OpenFeature is an open standard for feature flag management. It provides a unified API to simplify and streamline the use of feature flags across different tools and platforms.

Giulia Di Pietro

Jun 27, 2024


If you’ve worked with feature flags before, you may have heard of the open source project: OpenFeature.

OpenFeature is an open standard for feature flag management. It provides a unified API to simplify and streamline the use of feature flags across different tools and platforms.

This blog post, inspired by the YouTube video released recently about OpenFeature, will cover:

  • The benefits of having an open standard for feature flags

  • How OpenFeature works

  • Evaluation, Hooks, and Events

  • And how to observe flags with OpenFeature

But let’s start with a refresher on what feature flags are.

What are feature flags?

Feature flags are software development techniques that enable teams to switch features on or off or tweak them in a production environment without deploying fresh code. This approach enhances flexibility, allowing for safer, faster feature releases, effective A/B testing, and smooth, gradual rollouts.

For more in-depth information, read the dedicated blog post: Understanding Feature Flags: All You Need to Know

Open Standard for Feature Flags: The Benefits

Multiple feature flag management systems exist to help you manage and maintain feature flags in your software development projects. However, these systems lack standardization, leading to inconsistencies, integration challenges, and potential vendor lock-in, making it difficult to seamlessly manage feature flags across diverse environments and tools.

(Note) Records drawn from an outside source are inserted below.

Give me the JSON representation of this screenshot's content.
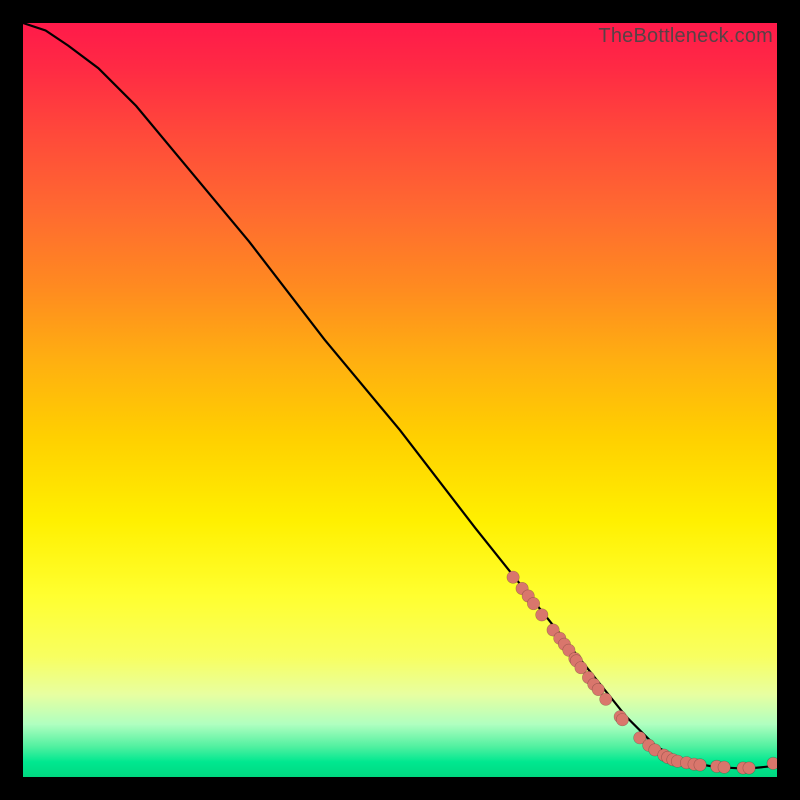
{
  "watermark": "TheBottleneck.com",
  "chart_data": {
    "type": "line",
    "title": "",
    "xlabel": "",
    "ylabel": "",
    "xlim": [
      0,
      100
    ],
    "ylim": [
      0,
      100
    ],
    "grid": false,
    "series": [
      {
        "name": "curve",
        "x": [
          0,
          3,
          6,
          10,
          15,
          20,
          30,
          40,
          50,
          60,
          68,
          72,
          76,
          80,
          84,
          88,
          92,
          96,
          100
        ],
        "y": [
          100,
          99,
          97,
          94,
          89,
          83,
          71,
          58,
          46,
          33,
          23,
          18,
          13,
          8,
          4,
          2,
          1.3,
          1.1,
          1.5
        ]
      }
    ],
    "scatter": {
      "name": "markers",
      "points": [
        {
          "x": 65.0,
          "y": 26.5
        },
        {
          "x": 66.2,
          "y": 25.0
        },
        {
          "x": 67.0,
          "y": 24.0
        },
        {
          "x": 67.7,
          "y": 23.0
        },
        {
          "x": 68.8,
          "y": 21.5
        },
        {
          "x": 70.3,
          "y": 19.5
        },
        {
          "x": 71.2,
          "y": 18.4
        },
        {
          "x": 71.8,
          "y": 17.6
        },
        {
          "x": 72.4,
          "y": 16.8
        },
        {
          "x": 73.2,
          "y": 15.7
        },
        {
          "x": 73.4,
          "y": 15.4
        },
        {
          "x": 74.0,
          "y": 14.5
        },
        {
          "x": 75.0,
          "y": 13.2
        },
        {
          "x": 75.7,
          "y": 12.3
        },
        {
          "x": 76.3,
          "y": 11.6
        },
        {
          "x": 77.3,
          "y": 10.3
        },
        {
          "x": 79.2,
          "y": 8.0
        },
        {
          "x": 79.5,
          "y": 7.6
        },
        {
          "x": 81.8,
          "y": 5.2
        },
        {
          "x": 83.0,
          "y": 4.2
        },
        {
          "x": 83.8,
          "y": 3.6
        },
        {
          "x": 85.0,
          "y": 2.9
        },
        {
          "x": 85.5,
          "y": 2.6
        },
        {
          "x": 86.2,
          "y": 2.3
        },
        {
          "x": 86.8,
          "y": 2.1
        },
        {
          "x": 88.0,
          "y": 1.9
        },
        {
          "x": 89.0,
          "y": 1.7
        },
        {
          "x": 89.8,
          "y": 1.6
        },
        {
          "x": 92.0,
          "y": 1.4
        },
        {
          "x": 93.0,
          "y": 1.3
        },
        {
          "x": 95.5,
          "y": 1.2
        },
        {
          "x": 96.3,
          "y": 1.2
        },
        {
          "x": 99.5,
          "y": 1.8
        }
      ]
    },
    "colors": {
      "curve": "#000000",
      "marker": "#d9766c",
      "gradient_top": "#ff1a4a",
      "gradient_mid": "#fff000",
      "gradient_bottom": "#00d880"
    }
  }
}
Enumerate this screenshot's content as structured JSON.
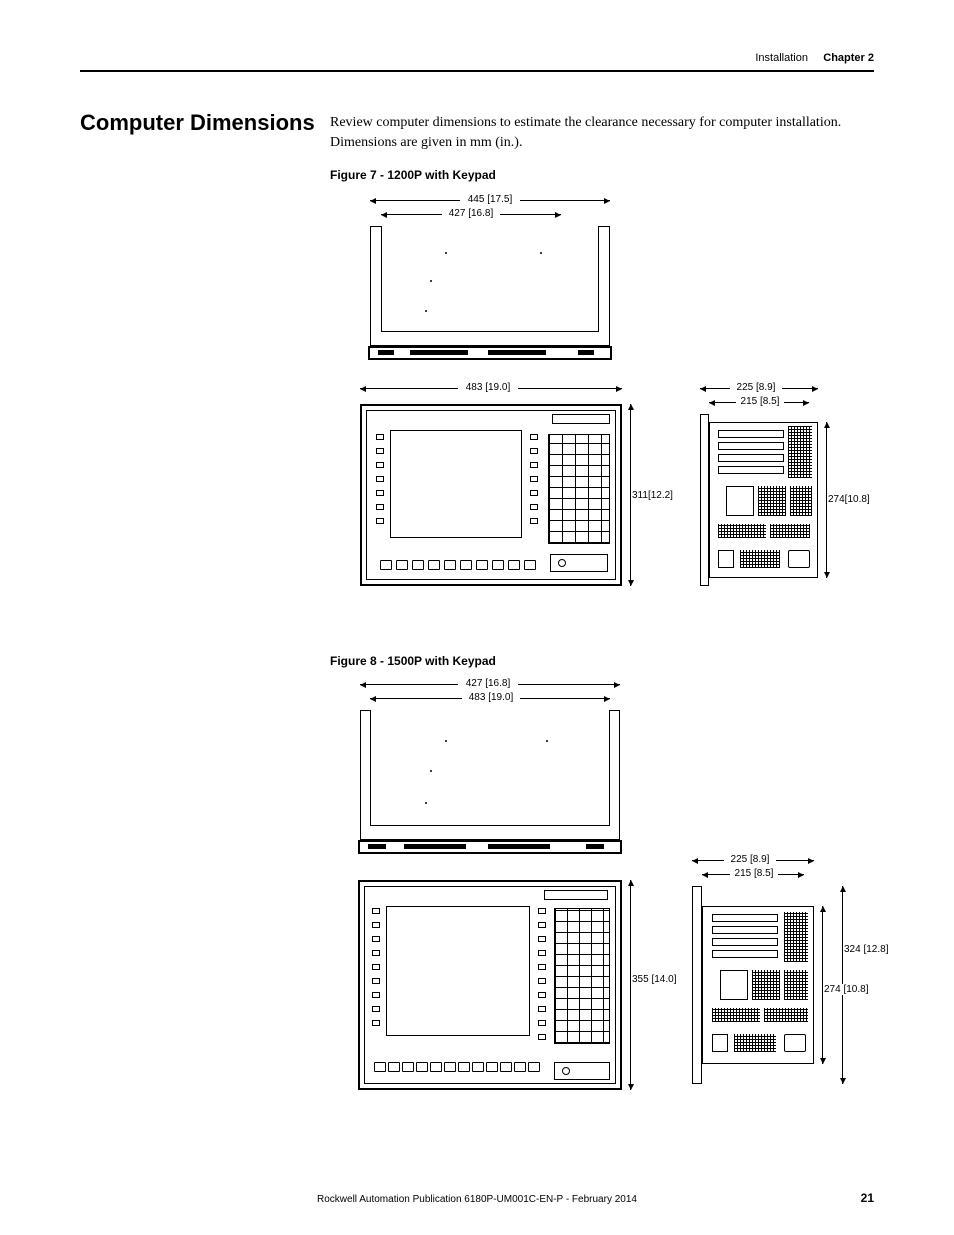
{
  "header": {
    "section": "Installation",
    "chapter_label": "Chapter 2"
  },
  "section_title": "Computer Dimensions",
  "intro": "Review computer dimensions to estimate the clearance necessary for computer installation. Dimensions are given in mm (in.).",
  "fig7": {
    "caption": "Figure 7 - 1200P with Keypad",
    "dims": {
      "w_top": "445 [17.5]",
      "w_bezel": "427 [16.8]",
      "w_front": "483 [19.0]",
      "h_front": "311[12.2]",
      "d_side_outer": "225 [8.9]",
      "d_side_inner": "215 [8.5]",
      "h_side": "274[10.8]"
    }
  },
  "fig8": {
    "caption": "Figure 8 - 1500P with Keypad",
    "dims": {
      "w_top": "427 [16.8]",
      "w_bezel": "483 [19.0]",
      "w_front": "",
      "h_front": "355 [14.0]",
      "d_side_outer": "225 [8.9]",
      "d_side_inner": "215 [8.5]",
      "h_side_outer": "324 [12.8]",
      "h_side_inner": "274 [10.8]"
    }
  },
  "footer": {
    "publication": "Rockwell Automation Publication 6180P-UM001C-EN-P - February 2014",
    "page": "21"
  }
}
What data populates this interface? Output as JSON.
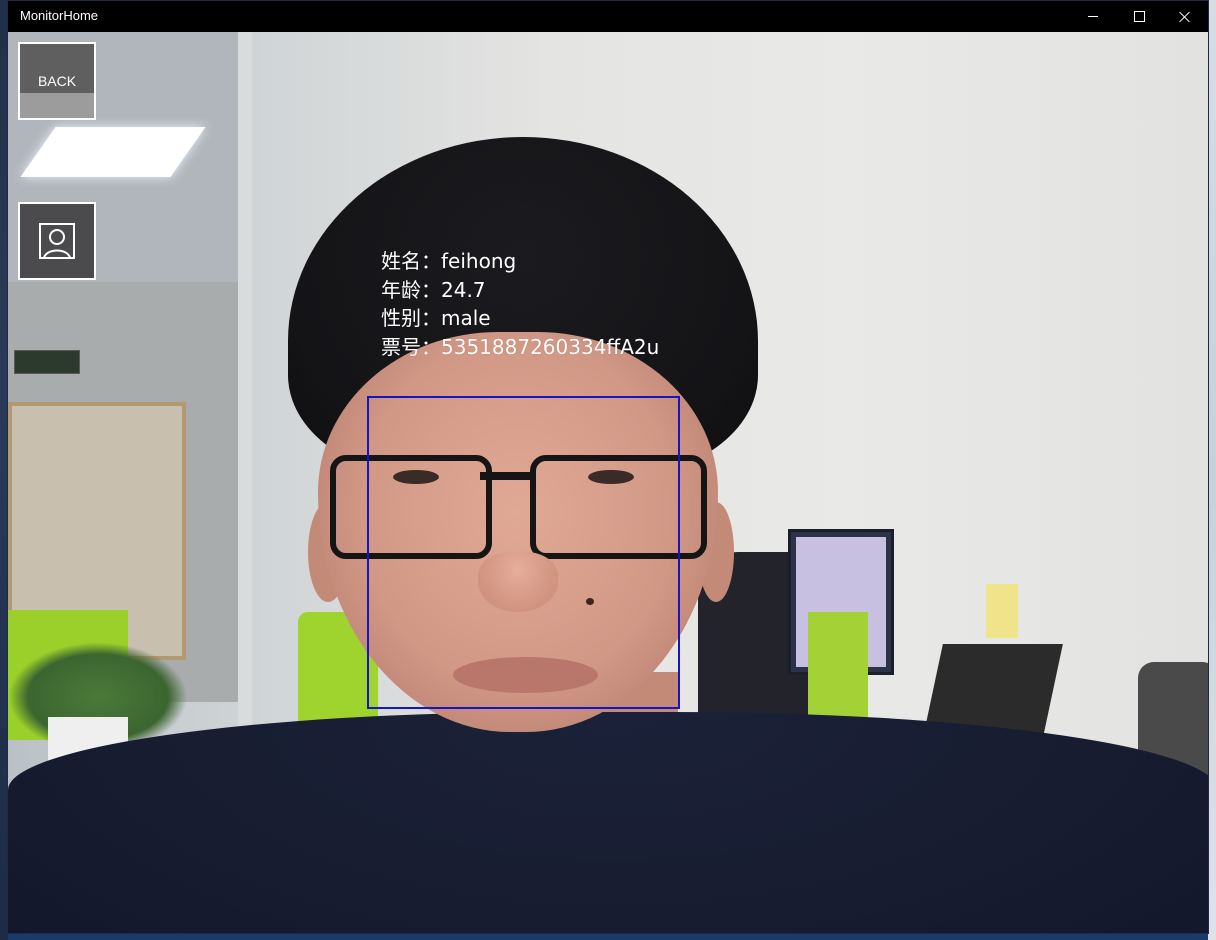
{
  "window": {
    "title": "MonitorHome",
    "controls": {
      "minimize_icon": "minimize-icon",
      "maximize_icon": "maximize-icon",
      "close_icon": "close-icon"
    }
  },
  "sidebar": {
    "back_label": "BACK",
    "user_icon": "user-portrait-icon"
  },
  "detection": {
    "box_color": "#1515c8",
    "info": [
      {
        "label": "姓名：",
        "value": "feihong"
      },
      {
        "label": "年龄：",
        "value": "24.7"
      },
      {
        "label": "性别：",
        "value": "male"
      },
      {
        "label": "票号：",
        "value": "5351887260334ffA2u"
      }
    ]
  },
  "colors": {
    "titlebar": "#000000",
    "button_border": "#ffffff",
    "info_text": "#ffffff"
  }
}
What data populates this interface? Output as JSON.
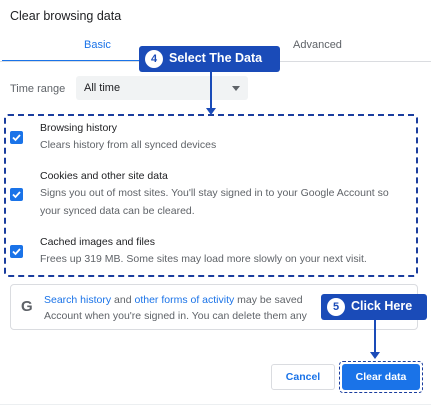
{
  "dialog": {
    "title": "Clear browsing data"
  },
  "tabs": [
    {
      "label": "Basic",
      "active": true
    },
    {
      "label": "Advanced",
      "active": false
    }
  ],
  "time_range": {
    "label": "Time range",
    "value": "All time"
  },
  "items": [
    {
      "title": "Browsing history",
      "desc": [
        "Clears history from all synced devices"
      ],
      "checked": true
    },
    {
      "title": "Cookies and other site data",
      "desc": [
        "Signs you out of most sites. You'll stay signed in to your Google Account so",
        "your synced data can be cleared."
      ],
      "checked": true
    },
    {
      "title": "Cached images and files",
      "desc": [
        "Frees up 319 MB. Some sites may load more slowly on your next visit."
      ],
      "checked": true
    }
  ],
  "google_note": {
    "icon": "G",
    "link1": "Search history",
    "and": " and ",
    "link2": "other forms of activity",
    "rest1": " may be saved",
    "line2": "Account when you're signed in. You can delete them any"
  },
  "buttons": {
    "cancel": "Cancel",
    "clear": "Clear data"
  },
  "callouts": [
    {
      "number": "4",
      "label": "Select The Data"
    },
    {
      "number": "5",
      "label": "Click Here"
    }
  ],
  "colors": {
    "accent": "#1a73e8",
    "callout": "#1a4bb8"
  }
}
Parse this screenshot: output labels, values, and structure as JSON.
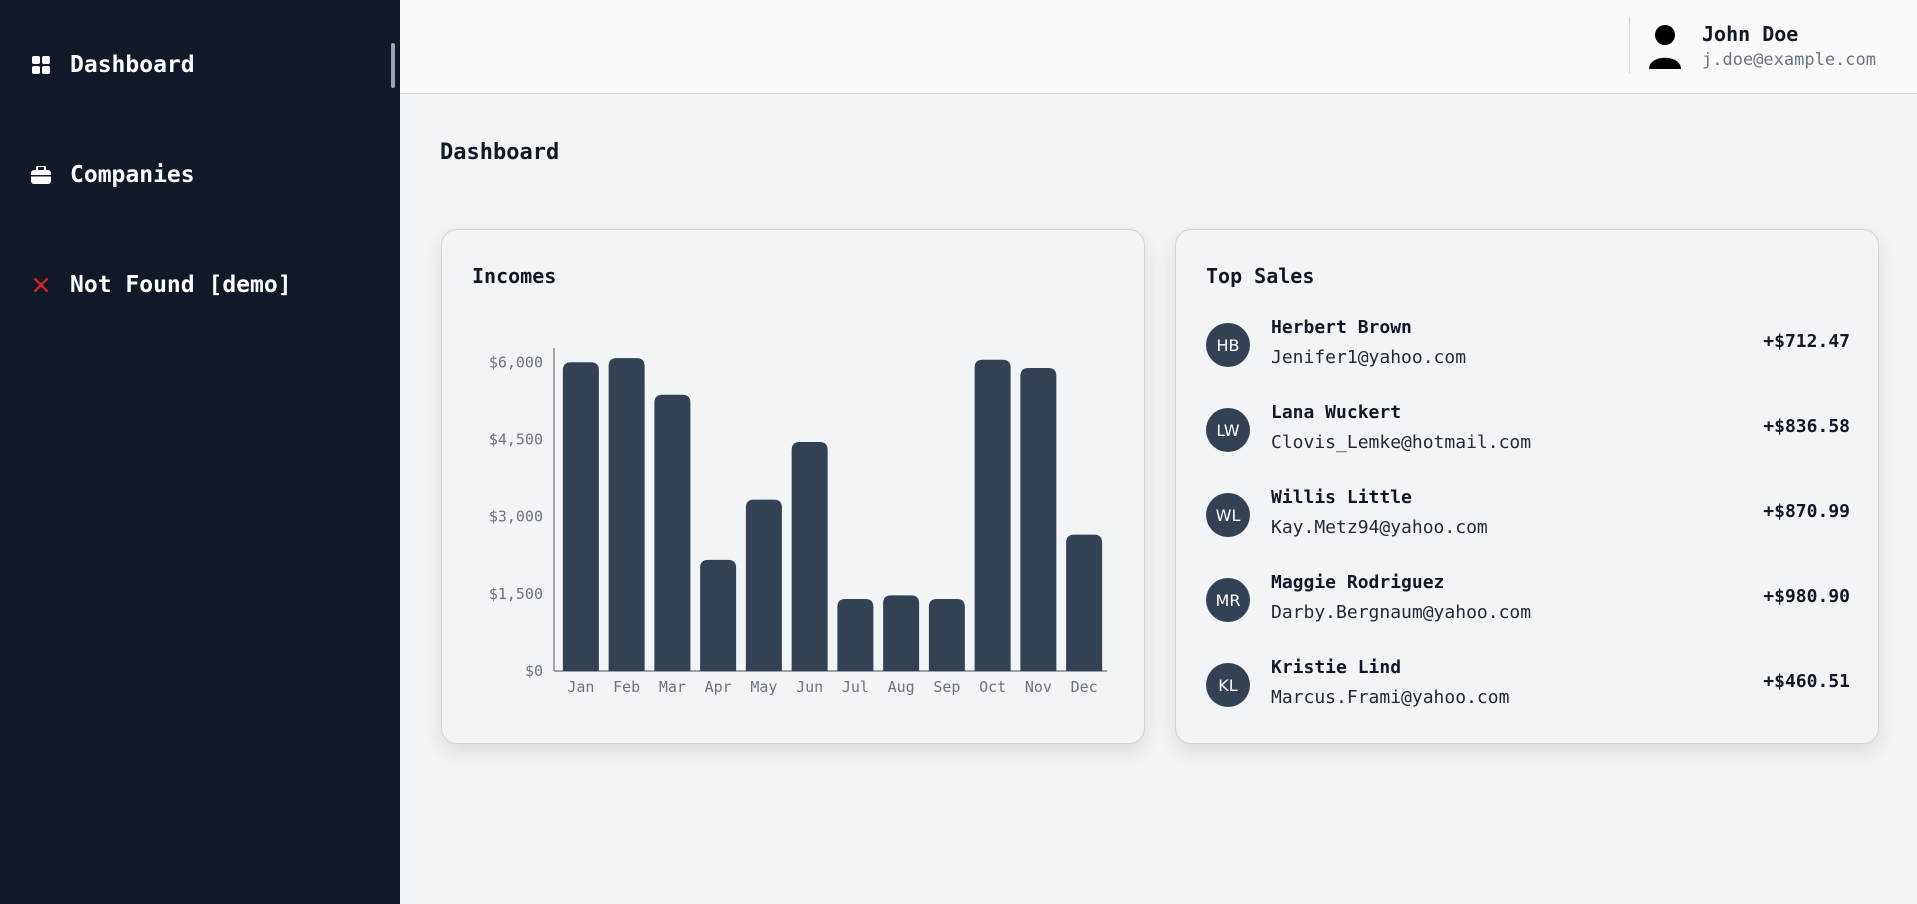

An open standard for feature flags is essential to ensure interoperability, consistency, and ease of integration across different tools and platforms. This will reduce vendor lock-in and enable developers to manage feature flags more efficiently and effectively within diverse, evolving tech stacks.

How does OpenFeature work?

OpenFeature provides a unified API and SDKs that abstract the complexities of different feature flag management systems, allowing developers to implement feature flags in a standardized way.

It integrates with various feature flag providers, enabling seamless configuration and management of feature flags across multiple environments. Using OpenFeature, developers can define feature flags once and utilize them across different services and applications, ensuring consistency and reducing the overhead of using multiple disparate feature flagging tools.

To achieve this, OpenFeature introduced the concept of OpenFeature Provider.

OpenFeature Provider: an overview

Each feature flag solution must have a provider defined in OpenFeature. The provider aims to ensure the OpenFeature flag evaluation is correctly translated for the appropriate backend.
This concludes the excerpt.